Class III Ovulatory Disorders
Class III disorders include women with high levels of pituitary hormones due to waning ovarian function. This category includes older women in perimenopause and women with premature ovarian failure. These patients have the poorest prognosis for conceiving using their own oocytes, and are counseled on the use of egg donation as an alternative with high pregnancy rates.
Class IV Ovulatory Disorders
Class IV disorders involve women with high levels of prolactin (the milk secretion hormone), resulting in low estrogen and pituitary hormone levels. These patients tend to respond very favorably to medications that lower prolactin secretion.
The most commonly used ovulation induction agents are Clomid® (clomiphene citrate) and gonadotropins.
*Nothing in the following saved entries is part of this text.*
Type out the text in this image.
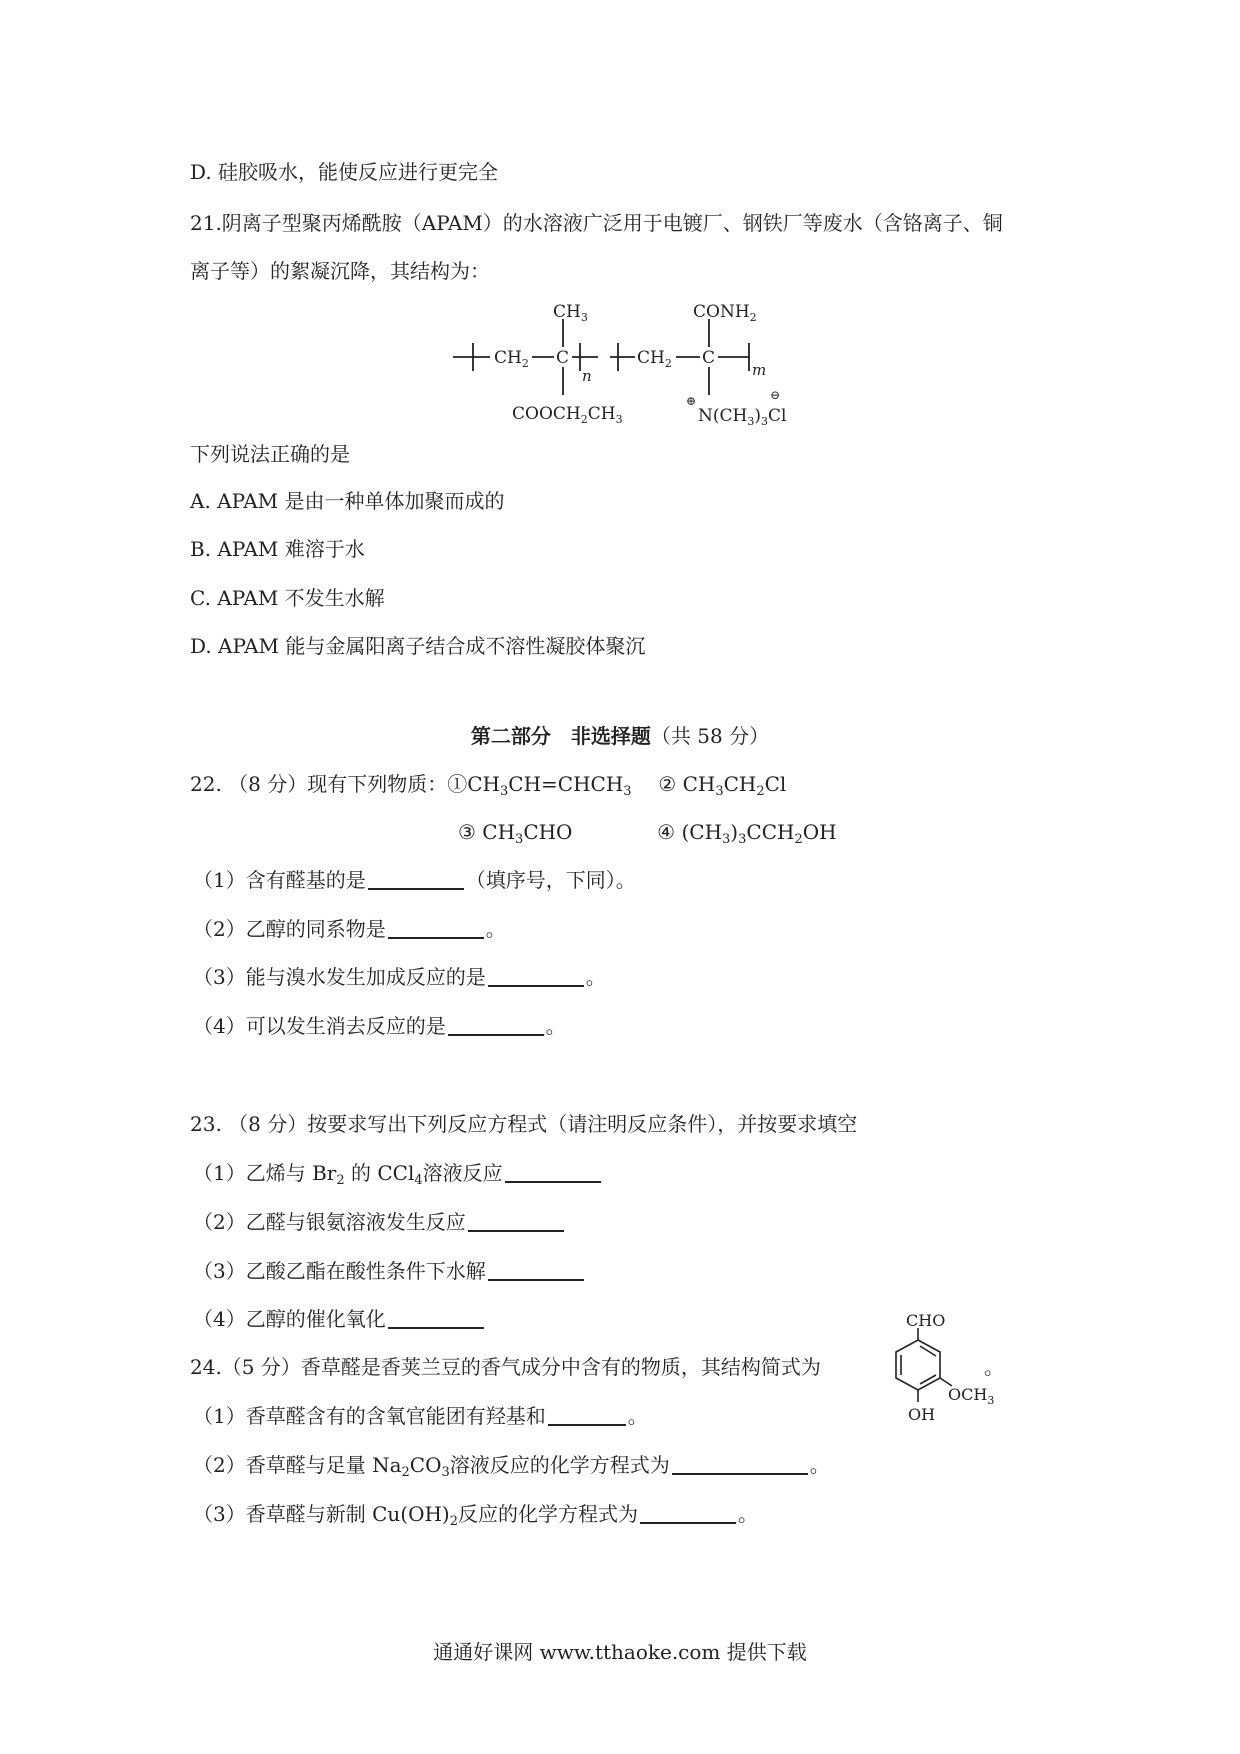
D. 硅胶吸水，能使反应进行更完全
21.阴离子型聚丙烯酰胺（APAM）的水溶液广泛用于电镀厂、钢铁厂等废水（含铬离子、铜
离子等）的絮凝沉降，其结构为：
$CH_3$	$CONH_2$
$CH_2$ C
n
$CH_2$ C
m
$COOCH_2CH_3$
⊕
$N(CH_3)_3Cl$
⊖
下列说法正确的是
A. APAM 是由一种单体加聚而成的
B. APAM 难溶于水
C. APAM 不发生水解
D. APAM 能与金属阳离子结合成不溶性凝胶体聚沉
第二部分　非选择题（共 58 分）
22. （8 分）现有下列物质：$①CH_3CH=CHCH_3$ ② $CH_3CH_2Cl$
③ $CH_3CHO$	④ $(CH_3)_3CCH_2OH$
（1）含有醛基的是	（填序号，下同）。
（2）乙醇的同系物是	。
（3）能与溴水发生加成反应的是	。
（4）可以发生消去反应的是	。
23. （8 分）按要求写出下列反应方程式（请注明反应条件），并按要求填空
（1）乙烯与 $Br_2$ 的 CCl$_4$溶液反应
（2）乙醛与银氨溶液发生反应
（3）乙酸乙酯在酸性条件下水解
（4）乙醇的催化氧化
24.（5 分）香草醛是香荚兰豆的香气成分中含有的物质，其结构简式为	。
CHO
$OCH_3$
OH
（1）香草醛含有的含氧官能团有羟基和	。
（2）香草醛与足量 $Na_2CO_3$溶液反应的化学方程式为	。
（3）香草醛与新制 $Cu(OH)_2$反应的化学方程式为	。
通通好课网 www.tthaoke.com 提供下载
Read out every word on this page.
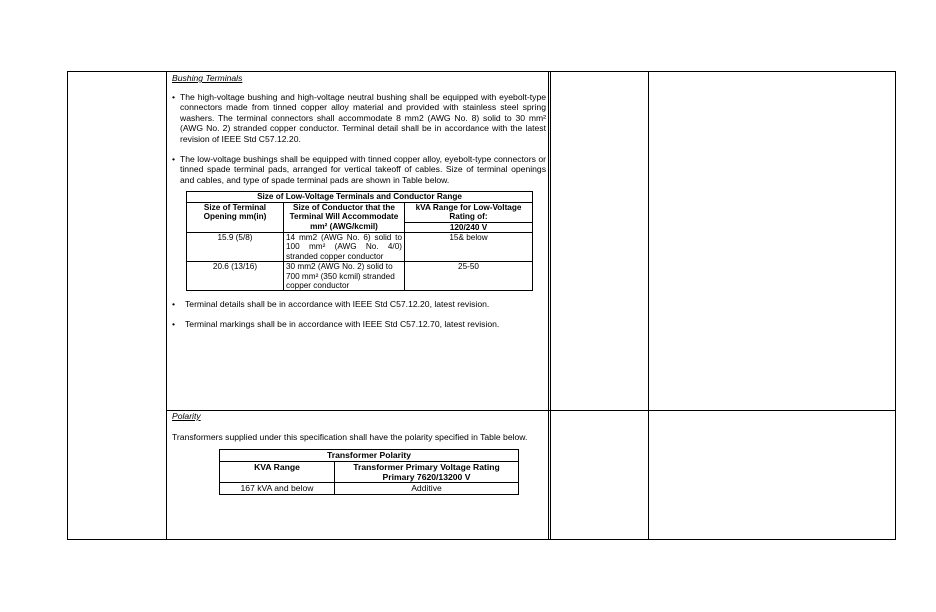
Bushing Terminals
• The high-voltage bushing and high-voltage neutral bushing shall be equipped with eyebolt-type connectors made from tinned copper alloy material and provided with stainless steel spring washers. The terminal connectors shall accommodate 8 mm2 (AWG No. 8) solid to 30 mm² (AWG No. 2) stranded copper conductor. Terminal detail shall be in accordance with the latest revision of IEEE Std C57.12.20.
• The low-voltage bushings shall be equipped with tinned copper alloy, eyebolt-type connectors or tinned spade terminal pads, arranged for vertical takeoff of cables. Size of terminal openings and cables, and type of spade terminal pads are shown in Table below.
Size of Low-Voltage Terminals and Conductor Range		
Size of Terminal Opening mm(in)	Size of Conductor that the Terminal Will Accommodate mm² (AWG/kcmil)	kVA Range for Low-Voltage Rating of:
		120/240 V
15.9 (5/8)	14 mm2 (AWG No. 6) solid to 100 mm² (AWG No. 4/0) stranded copper conductor	15& below
20.6 (13/16)	30 mm2 (AWG No. 2) solid to 700 mm² (350 kcmil) stranded copper conductor	25-50
• Terminal details shall be in accordance with IEEE Std C57.12.20, latest revision.
• Terminal markings shall be in accordance with IEEE Std C57.12.70, latest revision.
Polarity
Transformers supplied under this specification shall have the polarity specified in Table below.
Transformer Polarity	
KVA Range	Transformer Primary Voltage Rating Primary 7620/13200 V
167 kVA and below	Additive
Clomid® is an orally active agent taken in pill form. It stimulates the brain to increase levels of pituitary hormones, which in turn mildly stimulate the ovaries to recruit and ovulate follicles. Clomid® treatment usually begins at the start of the menstrual cycle, with the patient taking five days of pills. With Clomid® use by appropriate patients, approximately 70 percent ovulate and up to 40 percent may conceive within the first four cycles. The patient should ideally undergo no more than four failed Clomid® cycles before proceeding with an alternative agent.
Gonadotropins are medications that mimic the hormones normally secreted by the pituitary gland. Gonadotropins are administered by injection. Because gonadotropins have the potential for greater stimulation in the patient, the ovarian response is monitored closely to determine the degree of stimulation, the size of the developing follicles, and the best time to stimulate ovulation. Gonadotropins can be used in conjunction with intrauterine insemination (IUI), or as part of the in vitro fertilization (IVF) procedure at our Los Angeles infertility region facilities.
Cycle Monitoring and Stimulation
At the core of all assisted reproductive procedures is the monitoring and stimulation of the ovulation cycle. This is accompanied by close monitoring with blood tests and ultrasound. Blood hormone levels and the size of the ovarian follicles are used to track response to medications and to help your SCRC physician predict when ovulation is most likely to occur. Stimulation of ovulation is typically accomplished with an oral medication such as Clomid®, or with injectable gonadotropins. In order to support the second half of a cycle, progesterone is typically administered to ensure normal levels of this naturally occurring hormone and to ensure that the uterus will be properly prepared for a fertilized egg.
Ultrasound Tracking of Ovulation
Ultrasound testing is a highly reliable and safe method of tracking ovulation. A vaginal ultrasound is performed at specific stages of an ovulation cycle and will give an accurate count and measurement of follicles and eggs as they are developing in the ovaries. This allows for very accurate timing for natural intercourse or artificial insemination, such as the IVF procedure, to ensure the highest rate of success. The ultrasound procedure is very safe and creates virtually no discomfort. It involves the insertion of a small transducer into the vagina that is similar in shape and size to a tampon.
Intrauterine Insemination ( IUI)
Intrauterine insemination (IUI) is a type of artificial insemination we offer at our Los Angeles-area facilities. It is the most common type of artificial insemination. When most people think of "artificial insemination," what they’re thinking of is actually the IUI procedure. IUI is most often prescribed in cases where couples have unsuccessfully attempted to have a baby for at least one year, and, after a thorough consultation, examination, and diagnosis, other causes for their infertility have been ruled out. In IUI, semen is washed of its seminal plasma and injected directly into the uterus.